“HMI akan dapat bertahan, jika menjadikan relnya tetap pada dua sisi, umat dan bangsa. Namun, ketika rel itu berganti pada pragmatisme dan kekuasaan, maka perlahan HMI akan menuju pada jurang ketidakrelevanan.” (Wekke, 2021)
Hajinews – Ini cerita sebelum pandemi mendera. Berkunjung ke pengasuh Pesantren Matahari, Mangempang, Maros, Sulawesi Selatan, Prof. Dr. Qasim Mathar.
Salah satu aktivitas beliau ketika mahasiswa, bergabung dengan Himpunan Mahasiswa Islam (HMI).
Obrolan hari itu, salah satu kalimat yang terus terngiang “jarum cita HMI harus mengarah ke insan akademik.” Setiap kader, sangat paham soal ini. Bahkan menjadi hapalan wajib. Namun, kepahaman berbeda ranahnya pada psikomotorik.
Termaktub, tujuan HMI “”Terbinanya insan akademis, pencipta, pengabdi yang bernafaskan Islam, dan bertanggung jawab atas terwujudnya masyarakat adil makmur yang diridhoi Allah SWT” (Pasal 4 Anggaran Dasar HMI).
Sebab ini adalah, doktrin utama dan pertama HMI pada keilmuan, tradisi akademik, intelektual. Semuanya bertumpu pada identitas mahasiswa.
Tradisi yang mengakar ini, menghujam dalam dinamika perjalanan HMI (Hamsah, 2018; Labib, 2015; Afkari & Wekke, 2018).
Sebagai dimensi lain dari mahasiswa adalah kepedulian terhadap lingkungan. Sehingga seorang mahasiswa tidak bisa abai terhadap lingkungannya.

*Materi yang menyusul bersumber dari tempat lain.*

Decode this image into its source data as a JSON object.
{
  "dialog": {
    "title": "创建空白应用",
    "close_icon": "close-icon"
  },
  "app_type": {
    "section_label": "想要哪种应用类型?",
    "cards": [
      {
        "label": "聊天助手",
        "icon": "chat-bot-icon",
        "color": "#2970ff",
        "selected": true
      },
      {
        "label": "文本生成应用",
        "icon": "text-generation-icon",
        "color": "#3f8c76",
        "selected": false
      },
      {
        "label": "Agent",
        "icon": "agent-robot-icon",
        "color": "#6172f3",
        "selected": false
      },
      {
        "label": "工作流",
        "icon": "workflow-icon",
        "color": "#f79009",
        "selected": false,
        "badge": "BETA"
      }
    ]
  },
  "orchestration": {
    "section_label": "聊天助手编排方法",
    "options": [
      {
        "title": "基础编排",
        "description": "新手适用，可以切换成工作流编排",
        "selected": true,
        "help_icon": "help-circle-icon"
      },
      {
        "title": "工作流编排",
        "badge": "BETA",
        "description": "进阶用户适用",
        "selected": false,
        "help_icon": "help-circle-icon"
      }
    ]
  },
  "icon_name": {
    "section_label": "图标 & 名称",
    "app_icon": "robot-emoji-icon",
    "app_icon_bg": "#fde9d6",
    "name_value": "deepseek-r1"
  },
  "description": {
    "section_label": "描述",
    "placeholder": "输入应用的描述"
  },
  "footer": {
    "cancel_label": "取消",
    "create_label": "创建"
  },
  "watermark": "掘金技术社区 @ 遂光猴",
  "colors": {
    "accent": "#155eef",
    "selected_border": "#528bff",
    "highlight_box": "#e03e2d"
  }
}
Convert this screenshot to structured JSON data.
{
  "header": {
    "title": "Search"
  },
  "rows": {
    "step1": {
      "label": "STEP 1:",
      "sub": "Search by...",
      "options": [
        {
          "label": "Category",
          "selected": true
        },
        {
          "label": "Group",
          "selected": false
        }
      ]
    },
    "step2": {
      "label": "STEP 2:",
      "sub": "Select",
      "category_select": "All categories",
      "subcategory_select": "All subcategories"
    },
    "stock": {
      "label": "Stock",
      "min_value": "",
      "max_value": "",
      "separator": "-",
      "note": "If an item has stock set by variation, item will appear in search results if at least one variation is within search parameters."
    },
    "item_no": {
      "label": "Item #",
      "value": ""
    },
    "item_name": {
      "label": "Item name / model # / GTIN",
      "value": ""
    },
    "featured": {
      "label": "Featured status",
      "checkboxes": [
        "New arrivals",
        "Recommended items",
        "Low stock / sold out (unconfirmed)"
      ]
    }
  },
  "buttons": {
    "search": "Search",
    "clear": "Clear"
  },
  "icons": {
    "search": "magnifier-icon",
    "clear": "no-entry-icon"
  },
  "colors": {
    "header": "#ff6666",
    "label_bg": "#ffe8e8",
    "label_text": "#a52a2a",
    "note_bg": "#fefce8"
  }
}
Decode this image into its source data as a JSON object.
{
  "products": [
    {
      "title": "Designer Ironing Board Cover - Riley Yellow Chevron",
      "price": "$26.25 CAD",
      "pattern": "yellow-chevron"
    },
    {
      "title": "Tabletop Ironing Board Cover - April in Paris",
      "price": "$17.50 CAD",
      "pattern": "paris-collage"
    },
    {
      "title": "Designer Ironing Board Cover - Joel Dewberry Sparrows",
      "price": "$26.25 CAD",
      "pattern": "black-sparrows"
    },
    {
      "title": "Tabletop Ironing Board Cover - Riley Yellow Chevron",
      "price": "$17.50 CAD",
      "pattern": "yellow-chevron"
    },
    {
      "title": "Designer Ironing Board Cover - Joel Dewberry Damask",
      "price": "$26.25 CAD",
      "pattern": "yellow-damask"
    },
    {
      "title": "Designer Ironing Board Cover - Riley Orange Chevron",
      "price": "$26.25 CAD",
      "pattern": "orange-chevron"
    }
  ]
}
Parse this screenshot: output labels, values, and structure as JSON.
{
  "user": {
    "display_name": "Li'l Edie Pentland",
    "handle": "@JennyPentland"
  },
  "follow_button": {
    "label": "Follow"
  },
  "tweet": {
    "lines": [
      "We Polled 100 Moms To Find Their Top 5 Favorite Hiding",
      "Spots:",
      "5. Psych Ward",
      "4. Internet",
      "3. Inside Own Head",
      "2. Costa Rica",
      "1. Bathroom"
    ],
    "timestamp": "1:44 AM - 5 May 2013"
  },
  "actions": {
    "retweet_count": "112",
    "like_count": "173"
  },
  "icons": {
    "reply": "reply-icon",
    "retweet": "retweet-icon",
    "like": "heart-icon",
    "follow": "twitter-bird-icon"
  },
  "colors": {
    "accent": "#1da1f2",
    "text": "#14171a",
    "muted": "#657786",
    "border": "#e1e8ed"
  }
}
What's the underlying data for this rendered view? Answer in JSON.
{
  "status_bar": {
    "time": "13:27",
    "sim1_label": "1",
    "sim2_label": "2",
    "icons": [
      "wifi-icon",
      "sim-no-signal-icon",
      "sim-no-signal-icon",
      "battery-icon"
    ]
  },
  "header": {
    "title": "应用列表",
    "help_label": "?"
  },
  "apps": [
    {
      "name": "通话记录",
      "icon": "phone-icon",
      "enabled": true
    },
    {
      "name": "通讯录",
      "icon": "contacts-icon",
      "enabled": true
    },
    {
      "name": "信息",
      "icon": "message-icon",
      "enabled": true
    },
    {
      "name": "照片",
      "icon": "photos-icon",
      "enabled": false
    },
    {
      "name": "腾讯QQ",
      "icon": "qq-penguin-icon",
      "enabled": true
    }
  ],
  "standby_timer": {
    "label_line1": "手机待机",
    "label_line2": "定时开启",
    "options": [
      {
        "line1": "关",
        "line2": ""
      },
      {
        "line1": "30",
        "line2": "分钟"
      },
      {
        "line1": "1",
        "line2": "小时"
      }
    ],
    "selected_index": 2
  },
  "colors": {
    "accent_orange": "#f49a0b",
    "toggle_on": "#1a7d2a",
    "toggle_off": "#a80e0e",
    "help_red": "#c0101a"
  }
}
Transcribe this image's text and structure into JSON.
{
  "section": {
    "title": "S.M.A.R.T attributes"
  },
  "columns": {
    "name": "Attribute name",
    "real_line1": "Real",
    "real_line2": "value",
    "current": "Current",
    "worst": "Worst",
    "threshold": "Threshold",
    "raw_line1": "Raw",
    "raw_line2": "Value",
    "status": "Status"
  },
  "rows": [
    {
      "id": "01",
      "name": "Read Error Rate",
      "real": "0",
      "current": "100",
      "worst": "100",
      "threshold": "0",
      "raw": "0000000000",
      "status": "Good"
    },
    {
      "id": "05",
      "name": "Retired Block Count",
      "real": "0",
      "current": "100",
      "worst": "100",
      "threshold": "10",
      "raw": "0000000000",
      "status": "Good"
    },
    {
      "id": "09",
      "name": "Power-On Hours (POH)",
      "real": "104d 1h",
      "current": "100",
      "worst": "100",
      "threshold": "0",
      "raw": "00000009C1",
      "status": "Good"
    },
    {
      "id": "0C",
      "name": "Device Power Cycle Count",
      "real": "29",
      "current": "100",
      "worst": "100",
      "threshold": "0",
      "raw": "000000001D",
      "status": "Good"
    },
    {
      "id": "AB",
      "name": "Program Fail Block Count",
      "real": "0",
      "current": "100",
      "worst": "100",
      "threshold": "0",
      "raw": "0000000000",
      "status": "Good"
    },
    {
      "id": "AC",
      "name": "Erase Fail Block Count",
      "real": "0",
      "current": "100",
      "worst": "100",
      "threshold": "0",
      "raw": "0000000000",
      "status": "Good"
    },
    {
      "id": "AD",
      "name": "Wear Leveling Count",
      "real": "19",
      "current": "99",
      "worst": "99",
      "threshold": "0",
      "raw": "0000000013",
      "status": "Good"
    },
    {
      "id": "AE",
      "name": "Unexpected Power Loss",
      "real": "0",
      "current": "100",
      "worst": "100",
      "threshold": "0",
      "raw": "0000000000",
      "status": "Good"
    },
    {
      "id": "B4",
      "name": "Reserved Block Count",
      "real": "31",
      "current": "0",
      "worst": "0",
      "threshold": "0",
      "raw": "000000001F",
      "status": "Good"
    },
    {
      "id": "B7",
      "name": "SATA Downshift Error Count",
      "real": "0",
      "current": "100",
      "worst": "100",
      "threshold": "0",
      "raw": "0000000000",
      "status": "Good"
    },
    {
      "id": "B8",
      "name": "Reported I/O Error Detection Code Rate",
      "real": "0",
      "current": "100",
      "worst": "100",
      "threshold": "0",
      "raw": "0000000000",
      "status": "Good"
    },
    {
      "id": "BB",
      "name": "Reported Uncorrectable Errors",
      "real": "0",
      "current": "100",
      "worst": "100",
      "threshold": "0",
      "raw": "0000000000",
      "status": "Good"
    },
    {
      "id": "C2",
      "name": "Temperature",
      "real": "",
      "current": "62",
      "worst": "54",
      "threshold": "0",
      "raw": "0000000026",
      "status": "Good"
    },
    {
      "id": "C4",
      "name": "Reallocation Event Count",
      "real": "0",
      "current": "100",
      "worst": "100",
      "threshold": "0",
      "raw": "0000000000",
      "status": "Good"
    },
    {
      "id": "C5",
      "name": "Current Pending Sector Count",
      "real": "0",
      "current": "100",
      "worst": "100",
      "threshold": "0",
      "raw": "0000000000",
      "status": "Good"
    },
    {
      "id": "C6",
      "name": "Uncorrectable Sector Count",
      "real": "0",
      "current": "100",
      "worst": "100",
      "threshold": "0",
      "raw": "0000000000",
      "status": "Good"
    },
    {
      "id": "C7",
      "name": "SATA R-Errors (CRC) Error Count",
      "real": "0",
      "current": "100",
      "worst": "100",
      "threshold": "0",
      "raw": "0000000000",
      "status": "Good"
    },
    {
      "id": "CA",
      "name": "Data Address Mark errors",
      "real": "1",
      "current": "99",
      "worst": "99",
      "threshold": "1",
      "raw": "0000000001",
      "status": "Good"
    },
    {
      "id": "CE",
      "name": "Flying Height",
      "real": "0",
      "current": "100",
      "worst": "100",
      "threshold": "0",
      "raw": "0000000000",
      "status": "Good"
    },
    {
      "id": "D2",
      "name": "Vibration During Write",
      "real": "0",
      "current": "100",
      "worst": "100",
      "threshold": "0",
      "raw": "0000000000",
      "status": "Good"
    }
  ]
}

Namun, tidak memungkinkan untuk dibalik. Kepedulian yang pertama, selanjutnya urusan kuliah menjadi urutan selanjutnya.
Belum lagi, ada amanah dan tanggungjawab yang diemban dari orang tua masing-masing untuk menyelesaikan perkuliahan sampai ke jenjang sarjana.
Sisi-sisi inilah yang senantiasa perlu dijaga oleh seorang mahasiswa sehingga dapat mengemban tanggungjawab sosial di masyarakat.
Cendekia dan sekaligus peduli. Keduanya tidak bisa dipisahkan, tetapi track utama pada proses di bangku kuliah.